Un long silence passe, sans qu'aucun de nous ne bouge ou ne parle. Je le fixe dans les yeux sans intention de le défier, et il le sait, aussi ne tente-t-il rien pour m'impressionner. Il semble réfléchir et m'observer, comme s'il me jaugeait, et choisissait la bonne punition pour me faire comprendre la leçon. Je me garde de faire l'insolente en lui signalant que j'ai déjà compris la leçon. Ce n'est pas vraiment le moment de faire la rebelle à l'ego d'Alpha.
- Bien, fait-il de sa voix grave après de longues minutes de silence. J'ai eu ce que je voulais.
Je hausse un sourcil. Je n'ai rien fait de spécial. Que veut-il dire ?

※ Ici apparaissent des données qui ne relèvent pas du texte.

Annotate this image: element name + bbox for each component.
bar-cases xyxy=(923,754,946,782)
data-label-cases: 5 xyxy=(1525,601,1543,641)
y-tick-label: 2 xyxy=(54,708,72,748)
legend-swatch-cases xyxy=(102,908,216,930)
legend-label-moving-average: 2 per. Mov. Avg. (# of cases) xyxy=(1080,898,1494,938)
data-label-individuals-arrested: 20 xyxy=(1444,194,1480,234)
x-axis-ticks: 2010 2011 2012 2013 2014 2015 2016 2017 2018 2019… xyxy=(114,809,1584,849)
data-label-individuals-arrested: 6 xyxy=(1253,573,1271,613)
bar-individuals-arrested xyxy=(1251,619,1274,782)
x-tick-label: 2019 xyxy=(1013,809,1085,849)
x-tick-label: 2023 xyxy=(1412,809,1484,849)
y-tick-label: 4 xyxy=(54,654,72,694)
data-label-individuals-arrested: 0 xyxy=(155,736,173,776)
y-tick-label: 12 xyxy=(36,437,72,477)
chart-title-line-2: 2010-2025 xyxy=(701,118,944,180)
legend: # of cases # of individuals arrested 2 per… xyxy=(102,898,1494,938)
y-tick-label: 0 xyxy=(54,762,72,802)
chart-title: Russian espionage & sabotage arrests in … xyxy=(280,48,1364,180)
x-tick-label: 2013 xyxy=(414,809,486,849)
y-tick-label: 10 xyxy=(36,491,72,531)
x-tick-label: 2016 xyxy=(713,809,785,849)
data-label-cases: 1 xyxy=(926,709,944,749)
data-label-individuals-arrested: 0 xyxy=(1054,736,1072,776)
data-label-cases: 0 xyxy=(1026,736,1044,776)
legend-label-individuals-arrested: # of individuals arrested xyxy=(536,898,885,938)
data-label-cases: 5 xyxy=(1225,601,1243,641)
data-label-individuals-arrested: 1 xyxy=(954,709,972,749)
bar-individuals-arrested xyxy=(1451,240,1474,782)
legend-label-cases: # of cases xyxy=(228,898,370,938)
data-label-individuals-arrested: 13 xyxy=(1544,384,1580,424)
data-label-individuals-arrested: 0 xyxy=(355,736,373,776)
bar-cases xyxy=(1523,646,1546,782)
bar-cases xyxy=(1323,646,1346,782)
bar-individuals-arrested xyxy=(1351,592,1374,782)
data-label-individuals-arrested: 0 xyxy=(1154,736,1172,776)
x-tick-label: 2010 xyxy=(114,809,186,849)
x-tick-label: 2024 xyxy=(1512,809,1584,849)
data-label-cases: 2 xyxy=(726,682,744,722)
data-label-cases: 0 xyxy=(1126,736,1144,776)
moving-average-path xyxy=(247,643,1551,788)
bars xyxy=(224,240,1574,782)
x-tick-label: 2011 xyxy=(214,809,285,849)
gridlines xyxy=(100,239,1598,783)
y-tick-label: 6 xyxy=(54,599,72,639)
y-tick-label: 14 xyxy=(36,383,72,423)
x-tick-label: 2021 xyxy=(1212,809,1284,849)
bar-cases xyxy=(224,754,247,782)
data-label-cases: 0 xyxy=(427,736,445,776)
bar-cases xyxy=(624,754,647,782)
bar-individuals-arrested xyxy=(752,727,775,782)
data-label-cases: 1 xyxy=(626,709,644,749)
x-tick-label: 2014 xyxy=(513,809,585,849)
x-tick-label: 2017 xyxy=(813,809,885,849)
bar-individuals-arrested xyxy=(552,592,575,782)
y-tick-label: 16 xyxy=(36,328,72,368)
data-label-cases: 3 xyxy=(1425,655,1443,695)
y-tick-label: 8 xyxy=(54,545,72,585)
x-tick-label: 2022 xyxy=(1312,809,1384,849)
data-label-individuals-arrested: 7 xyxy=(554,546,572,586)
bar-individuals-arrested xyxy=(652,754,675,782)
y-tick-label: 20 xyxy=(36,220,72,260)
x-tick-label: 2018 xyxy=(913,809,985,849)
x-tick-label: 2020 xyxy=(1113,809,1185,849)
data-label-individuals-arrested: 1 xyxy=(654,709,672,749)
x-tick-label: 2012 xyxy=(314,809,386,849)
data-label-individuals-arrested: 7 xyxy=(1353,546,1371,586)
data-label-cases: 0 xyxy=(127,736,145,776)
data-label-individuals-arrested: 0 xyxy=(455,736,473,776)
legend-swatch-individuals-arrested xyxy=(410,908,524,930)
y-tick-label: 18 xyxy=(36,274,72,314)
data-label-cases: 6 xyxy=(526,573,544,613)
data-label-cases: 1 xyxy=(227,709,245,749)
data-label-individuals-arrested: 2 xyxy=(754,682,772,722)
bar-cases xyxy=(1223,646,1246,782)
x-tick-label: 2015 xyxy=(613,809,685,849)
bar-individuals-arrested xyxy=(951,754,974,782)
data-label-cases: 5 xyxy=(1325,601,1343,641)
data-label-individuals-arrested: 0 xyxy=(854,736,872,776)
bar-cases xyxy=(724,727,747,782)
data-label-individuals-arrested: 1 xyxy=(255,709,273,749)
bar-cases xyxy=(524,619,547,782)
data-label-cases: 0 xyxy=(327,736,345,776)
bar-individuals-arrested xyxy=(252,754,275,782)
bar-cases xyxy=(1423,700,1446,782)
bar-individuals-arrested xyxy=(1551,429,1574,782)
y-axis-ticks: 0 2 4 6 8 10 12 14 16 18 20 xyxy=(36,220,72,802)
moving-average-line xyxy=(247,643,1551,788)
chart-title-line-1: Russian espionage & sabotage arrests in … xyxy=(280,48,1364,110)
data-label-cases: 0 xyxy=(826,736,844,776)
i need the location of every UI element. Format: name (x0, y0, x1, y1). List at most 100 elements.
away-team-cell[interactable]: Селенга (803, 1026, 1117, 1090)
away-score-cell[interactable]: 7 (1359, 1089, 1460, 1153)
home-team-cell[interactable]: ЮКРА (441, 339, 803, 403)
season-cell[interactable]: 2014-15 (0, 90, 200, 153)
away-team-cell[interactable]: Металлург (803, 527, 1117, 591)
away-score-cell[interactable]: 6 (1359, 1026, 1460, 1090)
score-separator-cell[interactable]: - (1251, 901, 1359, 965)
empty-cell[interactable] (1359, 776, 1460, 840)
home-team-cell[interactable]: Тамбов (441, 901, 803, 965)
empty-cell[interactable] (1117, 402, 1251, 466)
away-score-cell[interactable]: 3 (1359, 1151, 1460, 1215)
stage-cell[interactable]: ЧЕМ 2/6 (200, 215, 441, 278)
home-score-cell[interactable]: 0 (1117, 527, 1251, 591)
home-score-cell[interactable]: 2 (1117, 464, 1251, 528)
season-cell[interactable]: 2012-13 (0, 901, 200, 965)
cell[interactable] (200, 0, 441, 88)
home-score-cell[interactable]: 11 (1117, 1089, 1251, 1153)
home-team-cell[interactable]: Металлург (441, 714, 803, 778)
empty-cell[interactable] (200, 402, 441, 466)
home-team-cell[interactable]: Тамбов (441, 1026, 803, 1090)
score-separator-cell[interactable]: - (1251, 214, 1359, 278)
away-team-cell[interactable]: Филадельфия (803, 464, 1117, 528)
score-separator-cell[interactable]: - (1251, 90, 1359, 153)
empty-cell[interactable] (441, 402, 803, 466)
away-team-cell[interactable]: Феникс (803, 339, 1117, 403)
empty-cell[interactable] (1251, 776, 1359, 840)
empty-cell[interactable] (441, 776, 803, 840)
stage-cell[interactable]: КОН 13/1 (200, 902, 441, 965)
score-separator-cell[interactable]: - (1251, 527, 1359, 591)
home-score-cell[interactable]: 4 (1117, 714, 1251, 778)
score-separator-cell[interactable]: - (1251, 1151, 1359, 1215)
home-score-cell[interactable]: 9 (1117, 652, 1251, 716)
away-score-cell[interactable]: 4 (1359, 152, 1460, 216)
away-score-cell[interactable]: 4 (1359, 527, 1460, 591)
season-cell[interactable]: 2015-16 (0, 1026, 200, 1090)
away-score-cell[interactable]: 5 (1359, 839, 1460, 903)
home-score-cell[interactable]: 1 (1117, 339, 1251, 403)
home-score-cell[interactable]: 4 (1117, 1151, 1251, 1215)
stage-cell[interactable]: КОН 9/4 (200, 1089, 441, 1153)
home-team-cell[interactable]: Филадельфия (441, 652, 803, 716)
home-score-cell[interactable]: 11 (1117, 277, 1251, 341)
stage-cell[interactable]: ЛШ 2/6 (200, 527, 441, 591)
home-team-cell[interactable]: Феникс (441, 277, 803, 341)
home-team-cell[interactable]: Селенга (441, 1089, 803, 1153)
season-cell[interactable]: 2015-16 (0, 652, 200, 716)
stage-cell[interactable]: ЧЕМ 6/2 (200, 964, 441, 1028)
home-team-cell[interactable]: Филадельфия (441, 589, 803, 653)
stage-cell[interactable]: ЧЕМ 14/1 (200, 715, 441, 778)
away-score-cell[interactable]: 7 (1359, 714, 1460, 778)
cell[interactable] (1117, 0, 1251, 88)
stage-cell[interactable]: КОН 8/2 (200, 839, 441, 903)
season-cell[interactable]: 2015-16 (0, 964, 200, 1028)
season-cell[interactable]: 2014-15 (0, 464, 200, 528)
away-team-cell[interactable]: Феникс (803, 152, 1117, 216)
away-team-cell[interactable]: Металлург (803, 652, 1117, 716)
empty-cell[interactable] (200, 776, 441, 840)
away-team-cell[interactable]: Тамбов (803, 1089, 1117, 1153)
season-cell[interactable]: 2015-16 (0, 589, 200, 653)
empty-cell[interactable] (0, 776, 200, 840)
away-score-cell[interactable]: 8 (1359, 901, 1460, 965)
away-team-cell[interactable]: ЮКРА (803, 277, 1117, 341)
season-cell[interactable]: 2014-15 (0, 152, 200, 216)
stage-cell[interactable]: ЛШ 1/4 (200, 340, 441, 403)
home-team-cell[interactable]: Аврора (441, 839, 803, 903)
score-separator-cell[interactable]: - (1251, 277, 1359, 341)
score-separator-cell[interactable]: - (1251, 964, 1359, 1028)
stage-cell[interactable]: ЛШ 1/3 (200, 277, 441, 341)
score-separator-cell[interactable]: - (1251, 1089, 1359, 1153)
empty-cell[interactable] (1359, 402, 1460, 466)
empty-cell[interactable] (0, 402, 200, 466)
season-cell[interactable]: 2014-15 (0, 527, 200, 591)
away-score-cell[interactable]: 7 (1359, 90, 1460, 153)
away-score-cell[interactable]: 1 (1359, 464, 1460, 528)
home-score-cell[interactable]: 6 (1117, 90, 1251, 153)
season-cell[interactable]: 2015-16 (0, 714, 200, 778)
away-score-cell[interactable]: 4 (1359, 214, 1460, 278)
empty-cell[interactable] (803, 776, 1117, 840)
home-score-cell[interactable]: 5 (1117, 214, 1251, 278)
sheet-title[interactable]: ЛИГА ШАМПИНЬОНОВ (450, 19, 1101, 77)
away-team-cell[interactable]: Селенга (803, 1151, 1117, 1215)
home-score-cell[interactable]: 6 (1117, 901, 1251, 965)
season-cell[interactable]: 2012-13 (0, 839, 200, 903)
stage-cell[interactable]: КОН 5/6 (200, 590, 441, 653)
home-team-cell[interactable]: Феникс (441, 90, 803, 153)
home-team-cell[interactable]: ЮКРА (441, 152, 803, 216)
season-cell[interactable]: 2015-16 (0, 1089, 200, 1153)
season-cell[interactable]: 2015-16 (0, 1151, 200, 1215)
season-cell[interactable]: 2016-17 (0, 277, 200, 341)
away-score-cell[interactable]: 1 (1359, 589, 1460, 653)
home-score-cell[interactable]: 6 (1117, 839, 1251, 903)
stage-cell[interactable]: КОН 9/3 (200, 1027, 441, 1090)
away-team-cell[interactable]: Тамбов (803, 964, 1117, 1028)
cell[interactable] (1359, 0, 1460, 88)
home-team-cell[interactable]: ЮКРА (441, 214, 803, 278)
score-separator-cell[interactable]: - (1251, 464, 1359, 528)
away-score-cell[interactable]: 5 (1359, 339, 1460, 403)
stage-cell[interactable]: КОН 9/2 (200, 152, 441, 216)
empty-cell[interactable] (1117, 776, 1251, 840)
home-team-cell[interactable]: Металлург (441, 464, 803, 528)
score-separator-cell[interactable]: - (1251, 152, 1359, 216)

- Je voulais une preuve que tu es plus... (il réfléchit un instant)... Mature, que lors de ton arrivée.
- Je n'étais pas dans le meilleur état pour être calme, à vrai dire, ne puis-je m'empêcher de rétorquer.
- Tu étais dangereuse et imprévisible, se contente de répondre l'Alpha calmement. Mais j'ai eu la preuve, donc, que tu sais patienter quand c'est nécessaire. Malgré ta faute grave, à savoir nous suivre lors d'une chasse sans être membre à part entière de la Meute, tu es prête.
- Prête à quoi ? m'enquié-je.
Il fait un léger sourire, très petit mais bien là, qui me fait aussitôt penser à un père fier de son enfant.
Cette comparaison me rappelle le but récent que je me suis fixé. Retrouver des connaissances de mes parents.
- Tu es prête pour passer ton épreuve.